O conto Faz de si vem com maconha e pensamentos de um homem num quarto de pousada. As ideias passeiam bastante, mas não há saída alguma.
Na próxima narrativa, o personagem taxista revoltado com os ciclistas. Discurso de ódio. Precisão de linguagem para fotografar uma distorcida realidade.
Em seguida, o relato de um traficante que deseja abrir uma funilaria e mudar de vida. Mas as histórias que conta revelam a impossibilidade de seu desejo se realizar.
O conto A última batalha mostra aspectos da vida de um poeta guerrilheiro e a expectativa um pouco antes de uma homenagem póstuma. Conteúdo que espanta e emociona.

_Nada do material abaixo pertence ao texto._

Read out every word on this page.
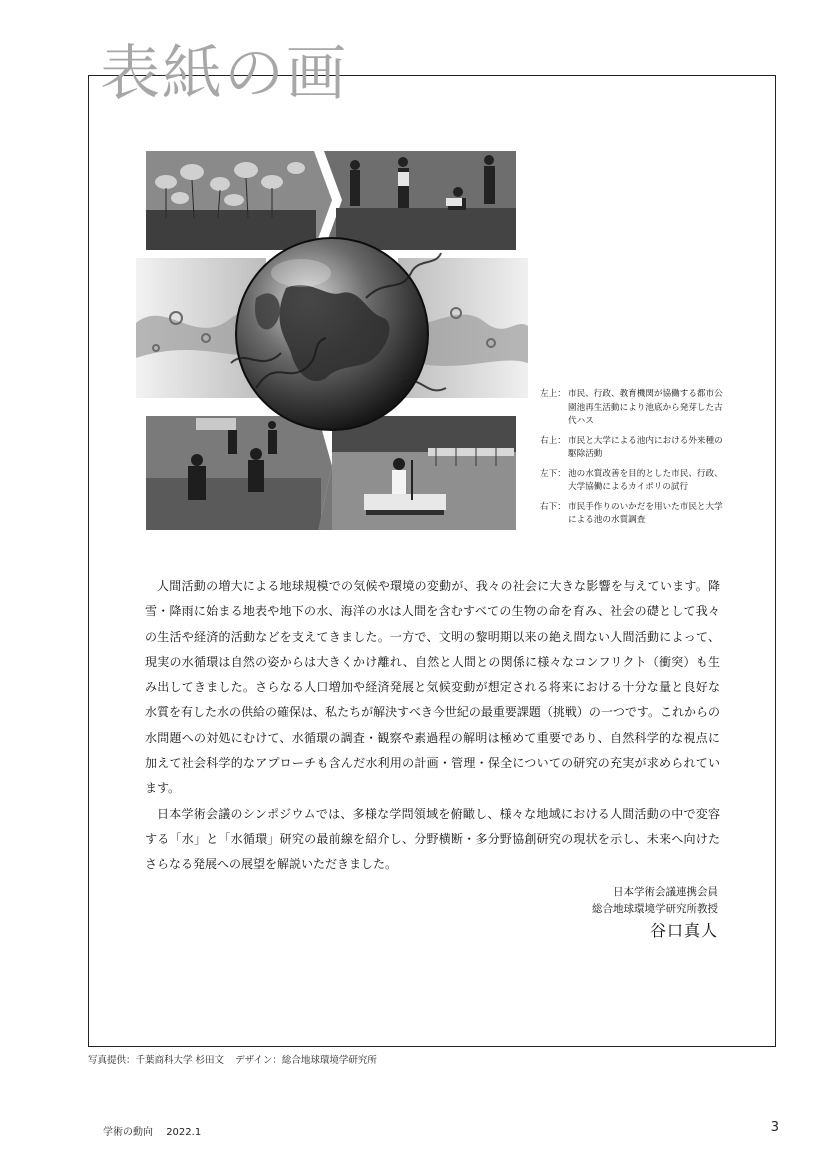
表紙の画
左上： 市民、行政、教育機関が協働する都市公園池再生活動により池底から発芽した古代ハス
右上： 市民と大学による池内における外来種の駆除活動
左下： 池の水質改善を目的とした市民、行政、大学協働によるカイボリの試行
右下： 市民手作りのいかだを用いた市民と大学による池の水質調査

人間活動の増大による地球規模での気候や環境の変動が、我々の社会に大きな影響を与えています。降雪・降雨に始まる地表や地下の水、海洋の水は人間を含むすべての生物の命を育み、社会の礎として我々の生活や経済的活動などを支えてきました。一方で、文明の黎明期以来の絶え間ない人間活動によって、現実の水循環は自然の姿からは大きくかけ離れ、自然と人間との関係に様々なコンフリクト（衝突）も生み出してきました。さらなる人口増加や経済発展と気候変動が想定される将来における十分な量と良好な水質を有した水の供給の確保は、私たちが解決すべき今世紀の最重要課題（挑戦）の一つです。これからの水問題への対処にむけて、水循環の調査・観察や素過程の解明は極めて重要であり、自然科学的な視点に加えて社会科学的なアプローチも含んだ水利用の計画・管理・保全についての研究の充実が求められています。

日本学術会議のシンポジウムでは、多様な学問領域を俯瞰し、様々な地域における人間活動の中で変容する「水」と「水循環」研究の最前線を紹介し、分野横断・多分野協創研究の現状を示し、未来へ向けたさらなる発展への展望を解説いただきました。

日本学術会議連携会員
総合地球環境学研究所教授
谷口真人
写真提供：千葉商科大学 杉田文 デザイン：総合地球環境学研究所
学術の動向 2022.1	3
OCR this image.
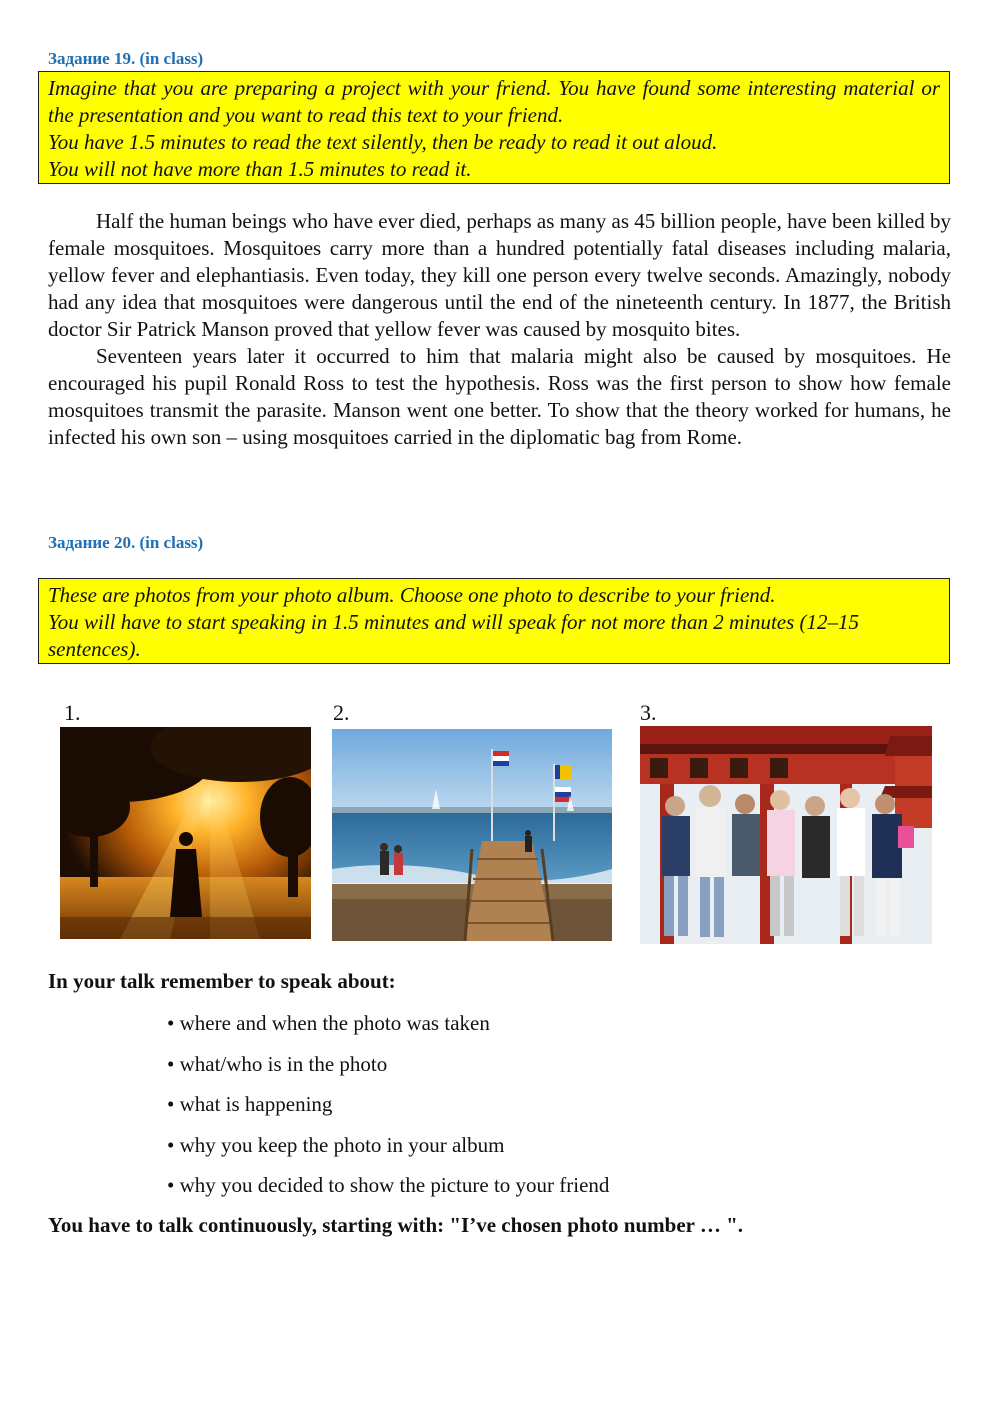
Задание 19. (in class)

Imagine that you are preparing a project with your friend. You have found some interesting material or the presentation and you want to read this text to your friend.

You have 1.5 minutes to read the text silently, then be ready to read it out aloud.

You will not have more than 1.5 minutes to read it.

Half the human beings who have ever died, perhaps as many as 45 billion people, have been killed by female mosquitoes. Mosquitoes carry more than a hundred potentially fatal diseases including malaria, yellow fever and elephantiasis. Even today, they kill one person every twelve seconds. Amazingly, nobody had any idea that mosquitoes were dangerous until the end of the nineteenth century. In 1877, the British doctor Sir Patrick Manson proved that yellow fever was caused by mosquito bites.

Seventeen years later it occurred to him that malaria might also be caused by mosquitoes. He encouraged his pupil Ronald Ross to test the hypothesis. Ross was the first person to show how female mosquitoes transmit the parasite. Manson went one better. To show that the theory worked for humans, he infected his own son – using mosquitoes carried in the diplomatic bag from Rome.

Задание 20. (in class)

These are photos from your photo album. Choose one photo to describe to your friend.

You will have to start speaking in 1.5 minutes and will speak for not more than 2 minutes (12–15 sentences).

1.	2.	3.
In your talk remember to speak about:
• where and when the photo was taken
• what/who is in the photo
• what is happening
• why you keep the photo in your album
• why you decided to show the picture to your friend
You have to talk continuously, starting with: "I’ve chosen photo number … ".
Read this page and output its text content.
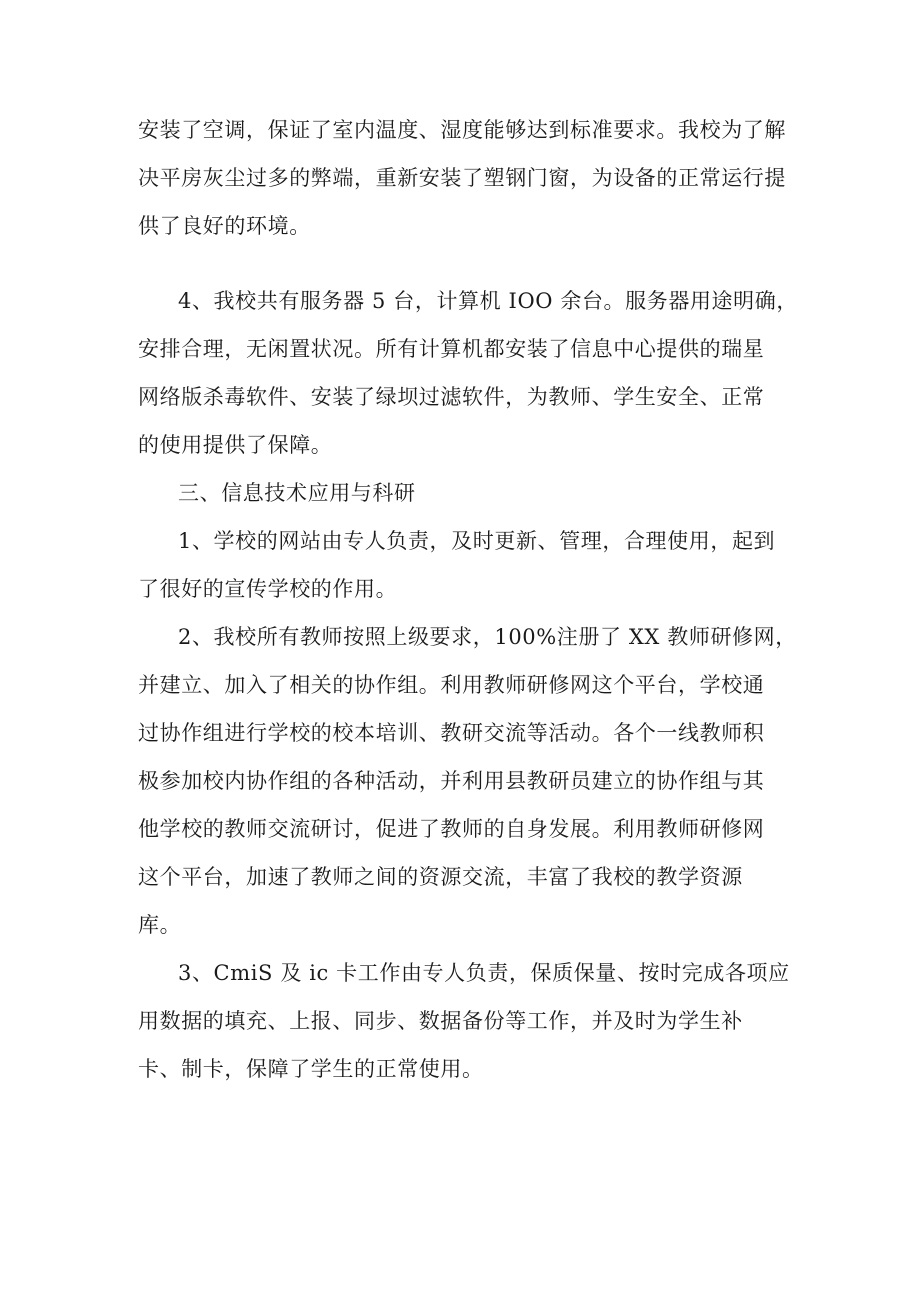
安装了空调，保证了室内温度、湿度能够达到标准要求。我校为了解

决平房灰尘过多的弊端，重新安装了塑钢门窗，为设备的正常运行提

供了良好的环境。

4、我校共有服务器 5 台，计算机 IOO 余台。服务器用途明确，

安排合理，无闲置状况。所有计算机都安装了信息中心提供的瑞星

网络版杀毒软件、安装了绿坝过滤软件，为教师、学生安全、正常

的使用提供了保障。

三、信息技术应用与科研

1、学校的网站由专人负责，及时更新、管理，合理使用，起到

了很好的宣传学校的作用。

2、我校所有教师按照上级要求，100%注册了 XX 教师研修网，

并建立、加入了相关的协作组。利用教师研修网这个平台，学校通

过协作组进行学校的校本培训、教研交流等活动。各个一线教师积

极参加校内协作组的各种活动，并利用县教研员建立的协作组与其

他学校的教师交流研讨，促进了教师的自身发展。利用教师研修网

这个平台，加速了教师之间的资源交流，丰富了我校的教学资源

库。

3、CmiS 及 ic 卡工作由专人负责，保质保量、按时完成各项应

用数据的填充、上报、同步、数据备份等工作，并及时为学生补

卡、制卡，保障了学生的正常使用。
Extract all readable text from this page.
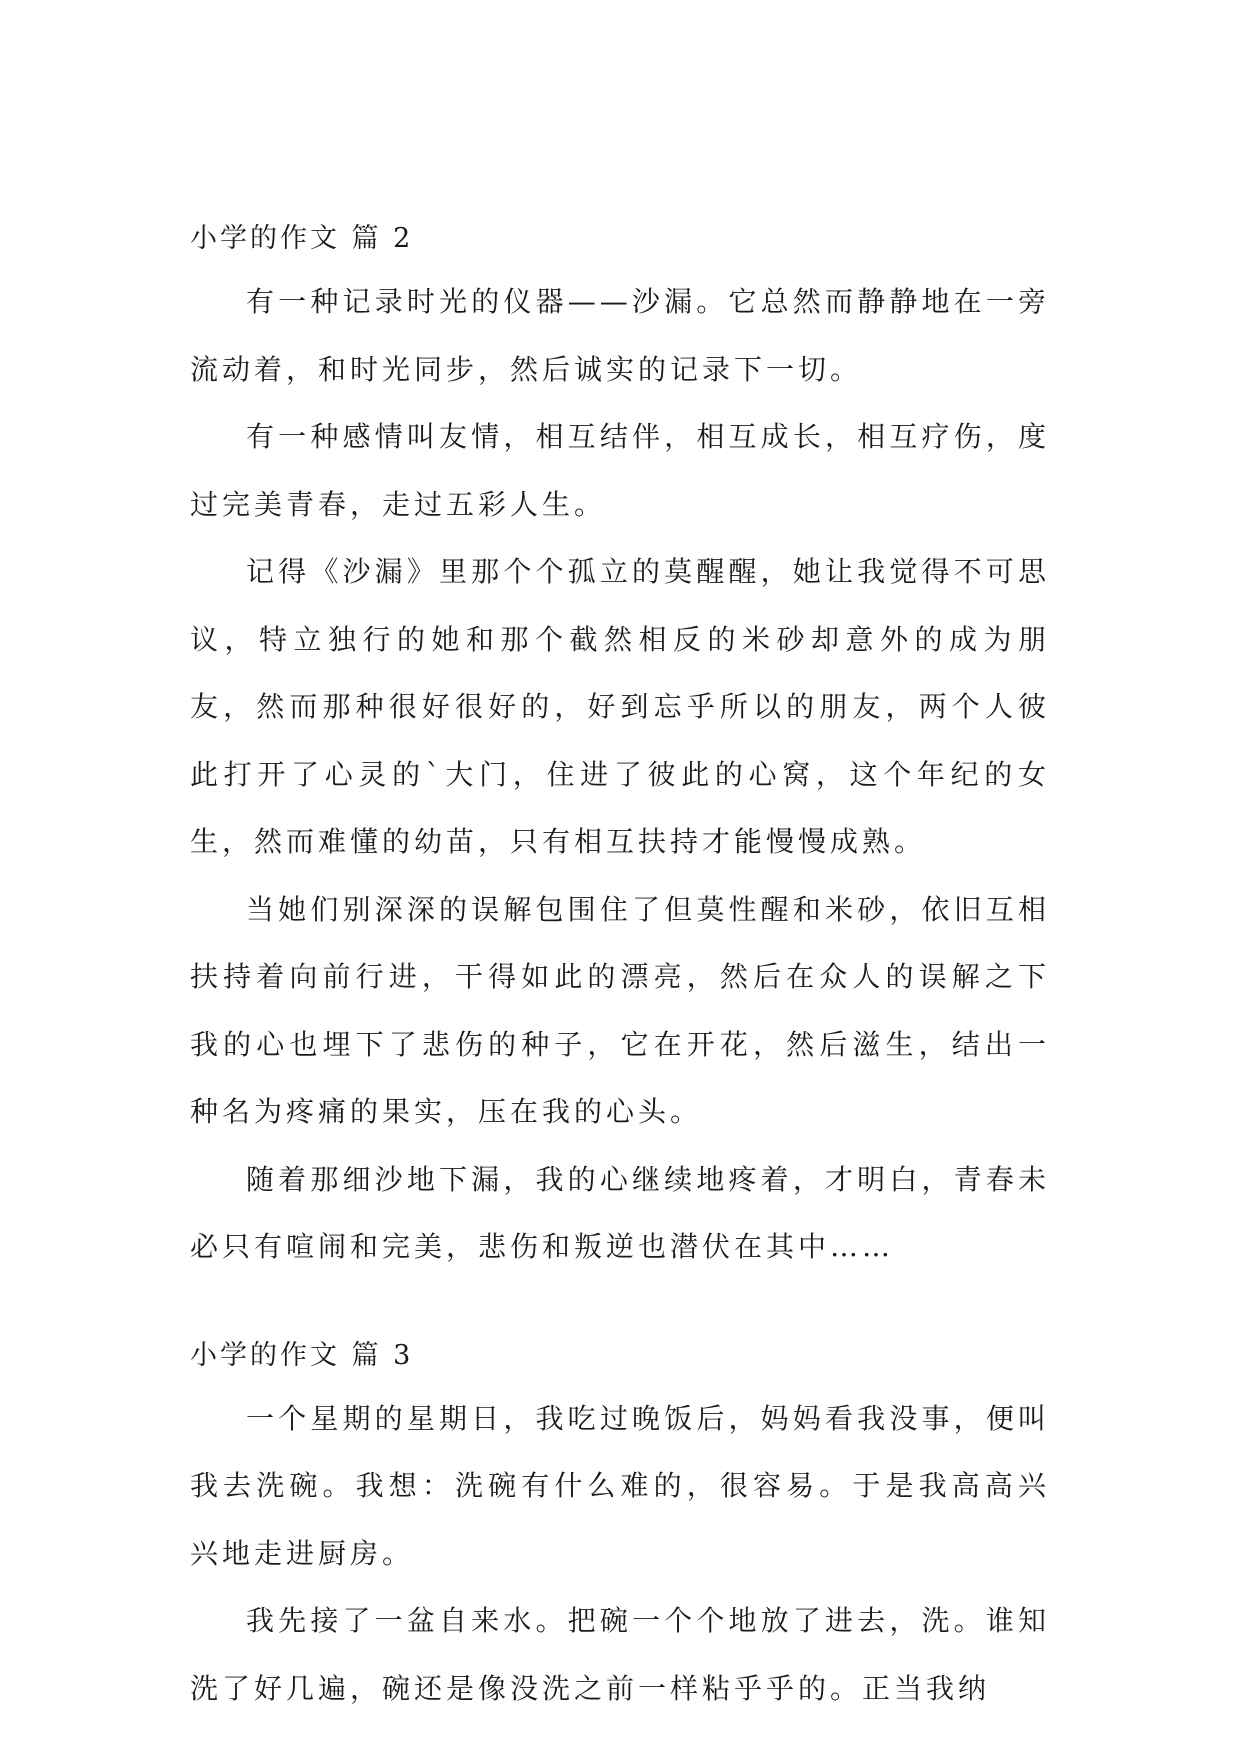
小学的作文 篇 2

有一种记录时光的仪器——沙漏。它总然而静静地在一旁流动着，和时光同步，然后诚实的记录下一切。

有一种感情叫友情，相互结伴，相互成长，相互疗伤，度过完美青春，走过五彩人生。

记得《沙漏》里那个个孤立的莫醒醒，她让我觉得不可思议，特立独行的她和那个截然相反的米砂却意外的成为朋友，然而那种很好很好的，好到忘乎所以的朋友，两个人彼此打开了心灵的`大门，住进了彼此的心窝，这个年纪的女生，然而难懂的幼苗，只有相互扶持才能慢慢成熟。

当她们别深深的误解包围住了但莫性醒和米砂，依旧互相扶持着向前行进，干得如此的漂亮，然后在众人的误解之下我的心也埋下了悲伤的种子，它在开花，然后滋生，结出一种名为疼痛的果实，压在我的心头。

随着那细沙地下漏，我的心继续地疼着，才明白，青春未必只有喧闹和完美，悲伤和叛逆也潜伏在其中……

小学的作文 篇 3

一个星期的星期日，我吃过晚饭后，妈妈看我没事，便叫我去洗碗。我想：洗碗有什么难的，很容易。于是我高高兴兴地走进厨房。

我先接了一盆自来水。把碗一个个地放了进去，洗。谁知洗了好几遍，碗还是像没洗之前一样粘乎乎的。正当我纳
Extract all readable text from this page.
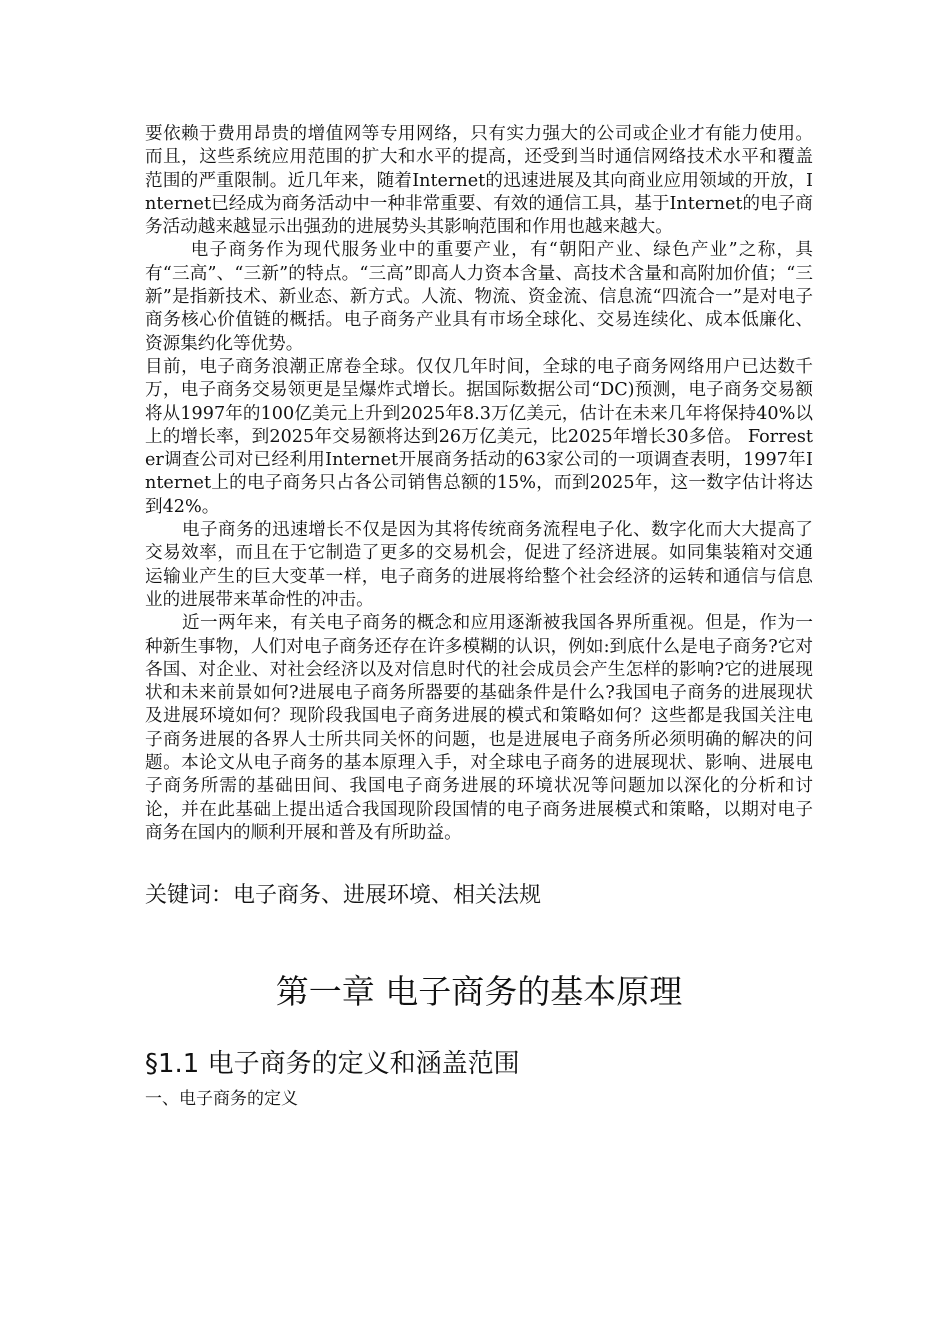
要依赖于费用昂贵的增值网等专用网络，只有实力强大的公司或企业才有能力使用。而且，这些系统应用范围的扩大和水平的提高，还受到当时通信网络技术水平和覆盖范围的严重限制。近几年来，随着Internet的迅速进展及其向商业应用领域的开放，Internet已经成为商务活动中一种非常重要、有效的通信工具，基于Internet的电子商务活动越来越显示出强劲的进展势头其影响范围和作用也越来越大。

电子商务作为现代服务业中的重要产业，有“朝阳产业、绿色产业”之称，具有“三高”、“三新”的特点。“三高”即高人力资本含量、高技术含量和高附加价值；“三新”是指新技术、新业态、新方式。人流、物流、资金流、信息流“四流合一”是对电子商务核心价值链的概括。电子商务产业具有市场全球化、交易连续化、成本低廉化、资源集约化等优势。

目前，电子商务浪潮正席卷全球。仅仅几年时间，全球的电子商务网络用户已达数千万，电子商务交易领更是呈爆炸式增长。据国际数据公司“DC)预测，电子商务交易额将从1997年的100亿美元上升到2025年8.3万亿美元，估计在未来几年将保持40%以上的增长率，到2025年交易额将达到26万亿美元，比2025年增长30多倍。 Forrester调查公司对已经利用Internet开展商务括动的63家公司的一项调查表明，1997年Internet上的电子商务只占各公司销售总额的15%，而到2025年，这一数字估计将达到42%。

电子商务的迅速增长不仅是因为其将传统商务流程电子化、数字化而大大提高了交易效率，而且在于它制造了更多的交易机会，促进了经济进展。如同集装箱对交通运输业产生的巨大变革一样，电子商务的进展将给整个社会经济的运转和通信与信息业的进展带来革命性的冲击。

近一两年来，有关电子商务的概念和应用逐渐被我国各界所重视。但是，作为一种新生事物，人们对电子商务还存在许多模糊的认识，例如:到底什么是电子商务?它对各国、对企业、对社会经济以及对信息时代的社会成员会产生怎样的影响?它的进展现状和未来前景如何?进展电子商务所器要的基础条件是什么?我国电子商务的进展现状及进展环境如何？现阶段我国电子商务进展的模式和策略如何？这些都是我国关注电子商务进展的各界人士所共同关怀的问题，也是进展电子商务所必须明确的解决的问题。本论文从电子商务的基本原理入手，对全球电子商务的进展现状、影响、进展电子商务所需的基础田间、我国电子商务进展的环境状况等问题加以深化的分析和讨论，并在此基础上提出适合我国现阶段国情的电子商务进展模式和策略，以期对电子商务在国内的顺利开展和普及有所助益。

关键词：电子商务、进展环境、相关法规
第一章 电子商务的基本原理
§1.1 电子商务的定义和涵盖范围

一、电子商务的定义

No último texto, uma espécie de crônica com uma divertida e estranha lista de desejos. Todos eles são apresentados sem comentários. Apenas o desejo de ser escritor revela estranhamento através de uma voz que surge com uma pergunta na última linha do texto.
Antes de encerrar o livro, há um boa-noite e uma advertência: No fim do mundo vire à esquerda.
Com o livro lido, eu não estava mais limpo, mas, sim, contaminado pelas balas que saíram da boca do narrador e me atingiram sem piedade. Passei o dia zonzo com o tempo, a ação, o espaço, os conflitos e a unidade narrativa dos contos, configurando a cosmovisão do autor. E seu jeito de mostrar o mundo é o descortinar das violências e dos danos nas relações humanas.
Jorge Ialanji Filholini é um autor que já estreia fazendo gol de letra.